10X ICME lower barriers to innovation by enabling ground-breaking new technologies such as lightweight blended wing airliners or ultra-quiet electric vehicles to be developed much faster than today. The solution is already being used by a major aerospace and automotive original equipment manufacturers (OEMs) to accelerate the rate at which new designs can be brought from concept to reality. Initial customer projects using this new approach are being completed in half the time and at a third of the cost.
There are 10 pillars within the 10X ICME solution, which combine the different ICME technologies from the ecosystem to address specific use cases. Manufacturers can choose the pillars most pertinent to them today and mould their solution to their needs as the disciplines and processes derive value from evolve.
Developed in close collaboration with Original Equipment Manufacturers (OEMs) and material suppliers to address their industrial needs, 10x ICME draws on cutting-edge material science research, Hexagon’s metrology, software and e-Xstream engineering material simulation technologies and a growing industrial partner ecosystem. It integrates the supply chain of materials suppliers, software tools, manufacturing eqipment and metrology to make the best possible use of data and enable real-world implementation for many manufacturing environments
Dr. Waruna Seneviratne, Director, National Institute for Aviation Research (NIAR) commented:
“As we develop advanced multi-functional materials and processes, it is essential that we have an understanding of how molecular changes impact structural properties. Although it is impractical to develop microscale models in structural level, multi-scale modelling that provides useful information to the next scaled up models is essential in understanding design challenges, optimize structures, and mitigate risks as we climb the building blocks of design and certification.”

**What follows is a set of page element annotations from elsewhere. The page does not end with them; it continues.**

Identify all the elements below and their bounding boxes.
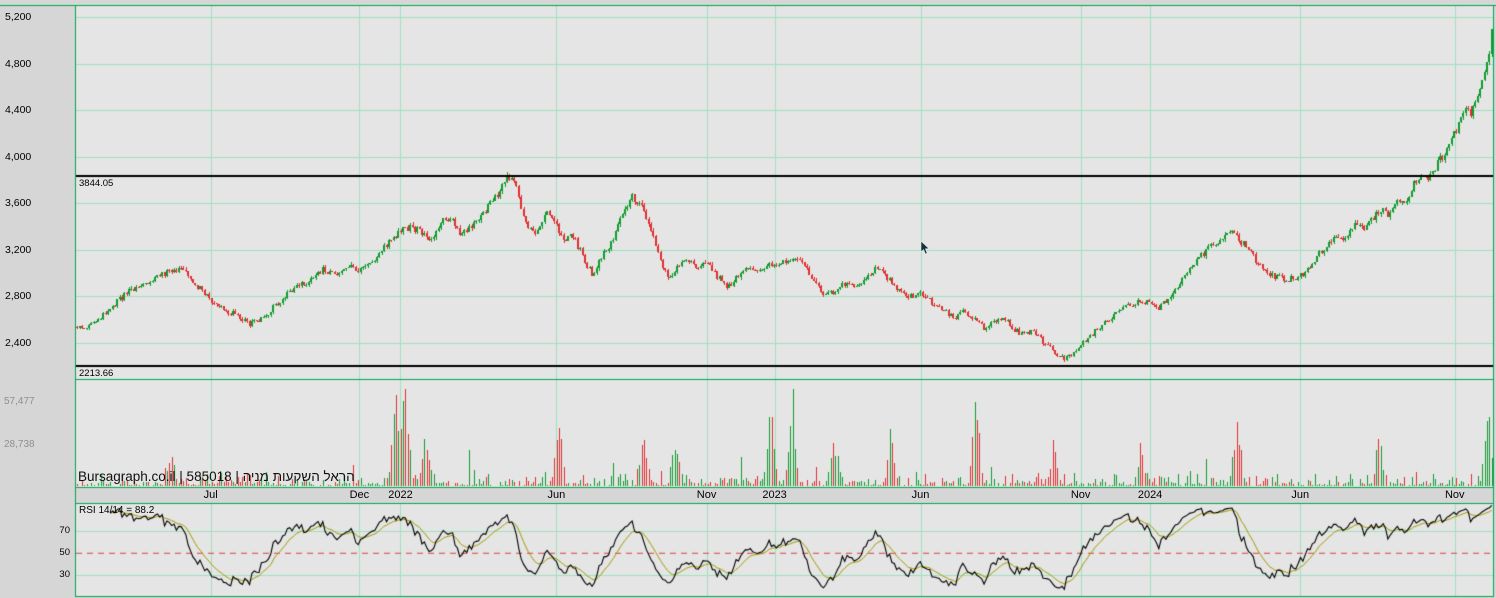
watermark-text: Bursagraph.co.il | 585018 | הראל השקעות … [78, 469, 355, 484]
mouse-cursor [920, 240, 932, 255]
rsi-indicator-label: RSI 14/14 = 88.2 [79, 505, 155, 516]
cursor-arrow-icon [920, 240, 930, 255]
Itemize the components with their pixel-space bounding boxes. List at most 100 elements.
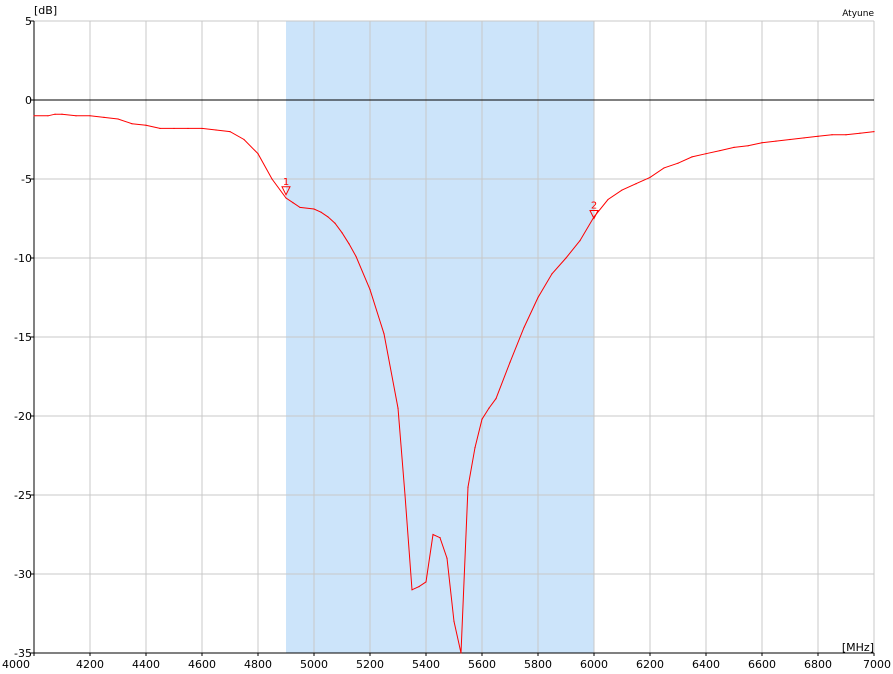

Dr. Jan-Anders Mansson, Distinguished Professor of Materials & Chemical Engineering, Purdue University said:
“We have been working with Hexagon and e-Xstream to integrate cutting-edge metrology, digital technology and material science, which is merged in our manufacturing testbed with Hexagon’s state-of-the-art hardware and software for Smart Factory solutions. The aim now is to develop a digital parallel of the whole end-to-end journey from design to manufacturing. We’ll be able to zoom in and out from a macro to micro level from line production to individual cell production.”
Roger Assaker, CEO, e-Xstream engineering, said:
“Bringing together OEMs, Universities, materials suppliers and technology partners in a business-driven ecosystem has enabled us to develop the unique, end-to-end 10X ICME solution that has already helped early adopters complete projects in half the time and at a third of the cost. We believe connecting materials insights to engineering will accelerate the Fourth Industrial Revolution, enabling new products to be made efficient, safe and sustainable before the first prototype is even built.”
Guillaume Boisot, Head of Business Development, e-Xstream engineering commented:
“ICME will enable automotive manufacturers to optimise the use of composites within their design processes, enabling lighter and more efficient vehicles designs and material-centric innovation for new mobility solutions. Looking at existing vehicle designs alone, optimising how composites are used will save manufacturers an average 22.5kg material waste per vehicle – that’s 2.1 million tonnes less composites used in new cars a year globally, so there’s a huge opportunity reduce waste and enable more efficient transport.”